La terza specie per importanza di coltivazione ha origine, come suggerisce il nome, nelle foreste della Liberia e della Costa D’avorio ed ha caratteri simili, in termini di resistenza alle malattie e alle infestazioni parassitarie, alla Canephora. Le bacche che produce sono di dimensioni notevoli anche se considerate di qualità inferiore rispetto alle prime due Coffea, mentre la pianta viene utilizzata come portainnesto di varietà più fragili.
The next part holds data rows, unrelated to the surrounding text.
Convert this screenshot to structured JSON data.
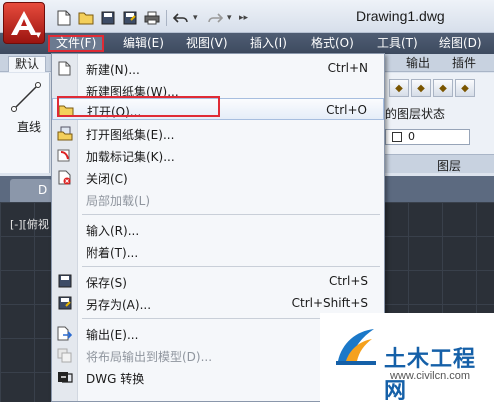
{
  "window": {
    "doc_title": "Drawing1.dwg"
  },
  "menubar": {
    "items": [
      {
        "label": "文件(F)",
        "active": true
      },
      {
        "label": "编辑(E)"
      },
      {
        "label": "视图(V)"
      },
      {
        "label": "插入(I)"
      },
      {
        "label": "格式(O)"
      },
      {
        "label": "工具(T)"
      },
      {
        "label": "绘图(D)"
      }
    ]
  },
  "ribbon": {
    "tabs": [
      {
        "label": "默认",
        "active": true
      },
      {
        "label": "输出"
      },
      {
        "label": "插件"
      }
    ],
    "draw_panel": {
      "line_label": "直线"
    },
    "layer_panel": {
      "state_label": "的图层状态",
      "layer_value": "0",
      "footer_label": "图层"
    }
  },
  "doc_tab": {
    "label": "D"
  },
  "canvas": {
    "viewport_label": "[-][俯视"
  },
  "file_menu": {
    "items": [
      {
        "label": "新建(N)...",
        "shortcut": "Ctrl+N",
        "icon": "new-file-icon"
      },
      {
        "label": "新建图纸集(W)...",
        "shortcut": "",
        "icon": ""
      },
      {
        "label": "打开(O)...",
        "shortcut": "Ctrl+O",
        "icon": "open-folder-icon",
        "highlighted": true
      },
      {
        "label": "打开图纸集(E)...",
        "shortcut": "",
        "icon": "open-sheetset-icon"
      },
      {
        "label": "加载标记集(K)...",
        "shortcut": "",
        "icon": "markup-icon"
      },
      {
        "label": "关闭(C)",
        "shortcut": "",
        "icon": "close-doc-icon"
      },
      {
        "label": "局部加载(L)",
        "shortcut": "",
        "icon": "",
        "disabled": true
      },
      {
        "label": "输入(R)...",
        "shortcut": "",
        "icon": ""
      },
      {
        "label": "附着(T)...",
        "shortcut": "",
        "icon": ""
      },
      {
        "label": "保存(S)",
        "shortcut": "Ctrl+S",
        "icon": "save-icon"
      },
      {
        "label": "另存为(A)...",
        "shortcut": "Ctrl+Shift+S",
        "icon": "save-as-icon"
      },
      {
        "label": "输出(E)...",
        "shortcut": "",
        "icon": "export-icon"
      },
      {
        "label": "将布局输出到模型(D)...",
        "shortcut": "",
        "icon": "layout-export-icon",
        "disabled": true
      },
      {
        "label": "DWG 转换",
        "shortcut": "",
        "icon": "dwg-convert-icon"
      }
    ]
  },
  "watermark": {
    "name": "土木工程网",
    "url": "www.civilcn.com"
  },
  "colors": {
    "accent_red": "#e02b35",
    "menubar_bg": "#46546a",
    "canvas_bg": "#2b3038"
  }
}
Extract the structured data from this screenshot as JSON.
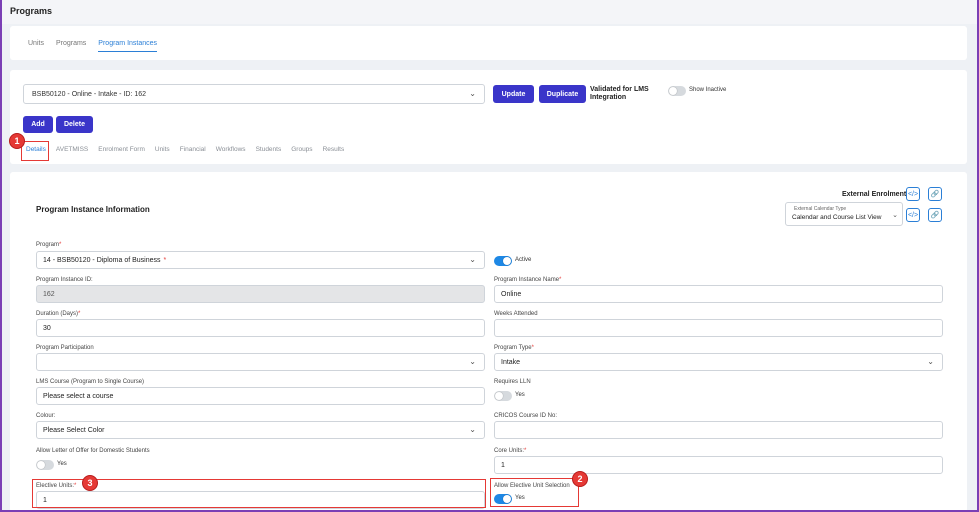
{
  "header": {
    "title": "Programs"
  },
  "subnav": [
    {
      "label": "Units",
      "active": false
    },
    {
      "label": "Programs",
      "active": false
    },
    {
      "label": "Program Instances",
      "active": true
    }
  ],
  "instance_select": {
    "value": "BSB50120 - Online - Intake - ID: 162"
  },
  "toolbar": {
    "update_label": "Update",
    "duplicate_label": "Duplicate",
    "validated_label": "Validated for LMS Integration",
    "show_inactive_label": "Show Inactive",
    "add_label": "Add",
    "delete_label": "Delete"
  },
  "tabs": [
    {
      "label": "Details",
      "active": true
    },
    {
      "label": "AVETMISS",
      "active": false
    },
    {
      "label": "Enrolment Form",
      "active": false
    },
    {
      "label": "Units",
      "active": false
    },
    {
      "label": "Financial",
      "active": false
    },
    {
      "label": "Workflows",
      "active": false
    },
    {
      "label": "Students",
      "active": false
    },
    {
      "label": "Groups",
      "active": false
    },
    {
      "label": "Results",
      "active": false
    }
  ],
  "section": {
    "title": "Program Instance Information",
    "external_enrolment_label": "External Enrolment",
    "calendar_type_caption": "External Calendar Type",
    "calendar_type_value": "Calendar and Course List View"
  },
  "form": {
    "program_label": "Program",
    "program_value": "14 - BSB50120 - Diploma of Business",
    "active_label": "Active",
    "instance_id_label": "Program Instance ID:",
    "instance_id_value": "162",
    "instance_name_label": "Program Instance Name",
    "instance_name_value": "Online",
    "duration_label": "Duration (Days)",
    "duration_value": "30",
    "weeks_attended_label": "Weeks Attended",
    "weeks_attended_value": "",
    "participation_label": "Program Participation",
    "participation_value": "",
    "program_type_label": "Program Type",
    "program_type_value": "Intake",
    "lms_course_label": "LMS Course (Program to Single Course)",
    "lms_course_value": "Please select a course",
    "requires_lln_label": "Requires LLN",
    "requires_lln_toggle": "Yes",
    "colour_label": "Colour:",
    "colour_value": "Please Select Color",
    "cricos_label": "CRICOS Course ID No:",
    "cricos_value": "",
    "letter_of_offer_label": "Allow Letter of Offer for Domestic Students",
    "letter_of_offer_toggle": "Yes",
    "core_units_label": "Core Units:",
    "core_units_value": "1",
    "elective_units_label": "Elective Units:",
    "elective_units_value": "1",
    "allow_elective_label": "Allow Elective Unit Selection",
    "allow_elective_toggle": "Yes"
  },
  "annotations": {
    "badge1": "1",
    "badge2": "2",
    "badge3": "3"
  },
  "colors": {
    "primary_button": "#3a35c9",
    "active_link": "#2b7fd6",
    "annotation_red": "#e53935",
    "toggle_on": "#1e88e5"
  },
  "icons": [
    "chevron-down-icon",
    "code-icon",
    "link-icon"
  ]
}
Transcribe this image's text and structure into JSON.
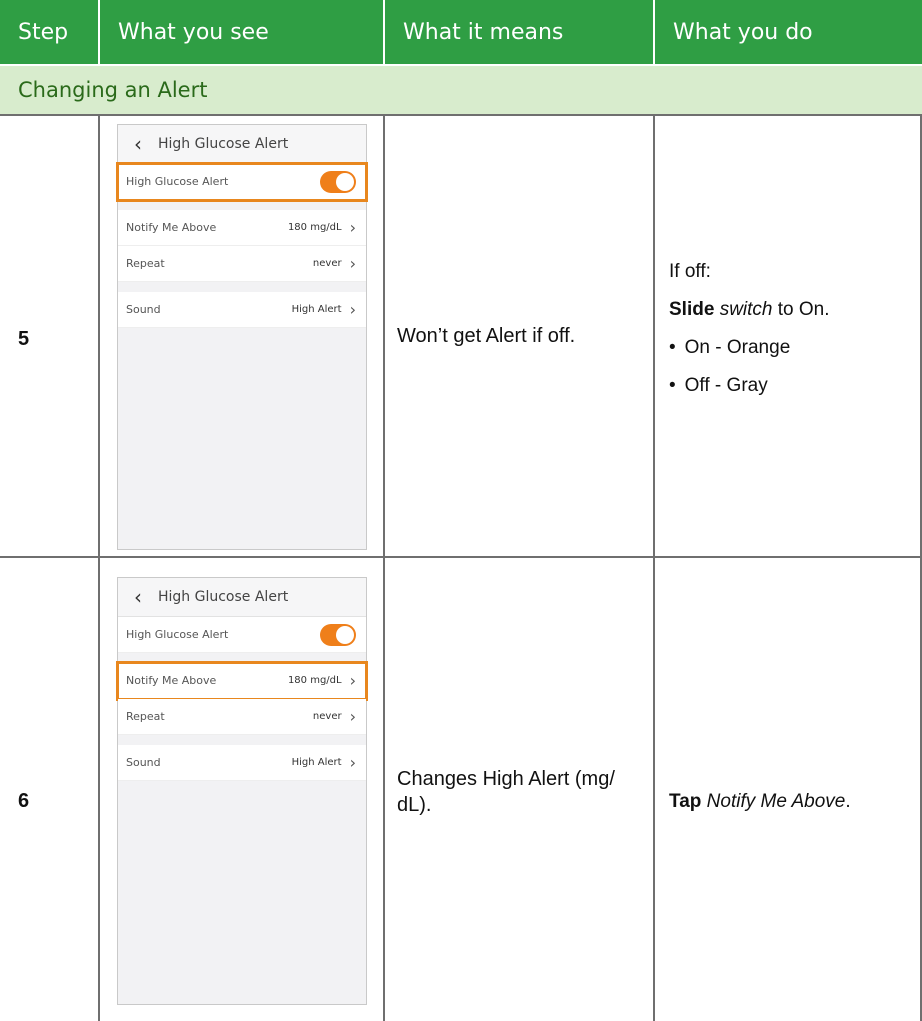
{
  "header": {
    "col_step": "Step",
    "col_see": "What you see",
    "col_means": "What it means",
    "col_do": "What you do"
  },
  "section_title": "Changing an Alert",
  "rows": [
    {
      "step": "5",
      "means": "Won’t get Alert if off.",
      "do_intro": "If off:",
      "do_action_verb": "Slide",
      "do_action_obj": "switch",
      "do_action_rest": " to On.",
      "bullets": [
        "On - Orange",
        "Off - Gray"
      ],
      "phone": {
        "title": "High Glucose Alert",
        "rows": [
          {
            "label": "High Glucose Alert",
            "value": "",
            "toggle": true
          },
          {
            "label": "Notify Me Above",
            "value": "180 mg/dL"
          },
          {
            "label": "Repeat",
            "value": "never"
          },
          {
            "label": "Sound",
            "value": "High Alert"
          }
        ]
      }
    },
    {
      "step": "6",
      "means": "Changes High Alert (mg/ dL).",
      "do_action_verb": "Tap",
      "do_action_obj": "Notify Me Above",
      "do_action_rest": ".",
      "phone": {
        "title": "High Glucose Alert",
        "rows": [
          {
            "label": "High Glucose Alert",
            "value": "",
            "toggle": true
          },
          {
            "label": "Notify Me Above",
            "value": "180 mg/dL"
          },
          {
            "label": "Repeat",
            "value": "never"
          },
          {
            "label": "Sound",
            "value": "High Alert"
          }
        ]
      }
    }
  ],
  "colors": {
    "header_bg": "#2f9e44",
    "section_bg": "#d8eccd",
    "highlight": "#e8871e",
    "toggle_on": "#ef7f1a"
  }
}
La diffusione è limitata ai paesi già citati dell’Africa Occidentale e all’Indonesia.

 

 

Coffea Excelsa

L’ultima specie è poco diffusa e copre circa l’1% insieme alla Coffea Liberica. La principale caratteristica si riscontra nella vigorosità e nell’altezza che raggiunge questo pianta arbustiva: infatti può arrivare fino a 20 m e presenta elevata resistenza agli attacchi fungini, come la Ruggine delle foglie, così come ai parassiti. Di conseguenza anche questa viene utilizzata come portainnesto sul quale far crescere Coffea Arabica di maggiore qualità ma di minore resistenza agli agenti patogeni.

 

Come si può intuire, la materia in questione è ben più complessa di come sia stata trattata in questo testo, e ciò che è contenuto in queste righe non è altro che la punta di un iceberg rispetto alla totalità della conoscenza e delle informazioni riguardo l’universo caffè.

Detto ciò, che la curiosità sia con voi.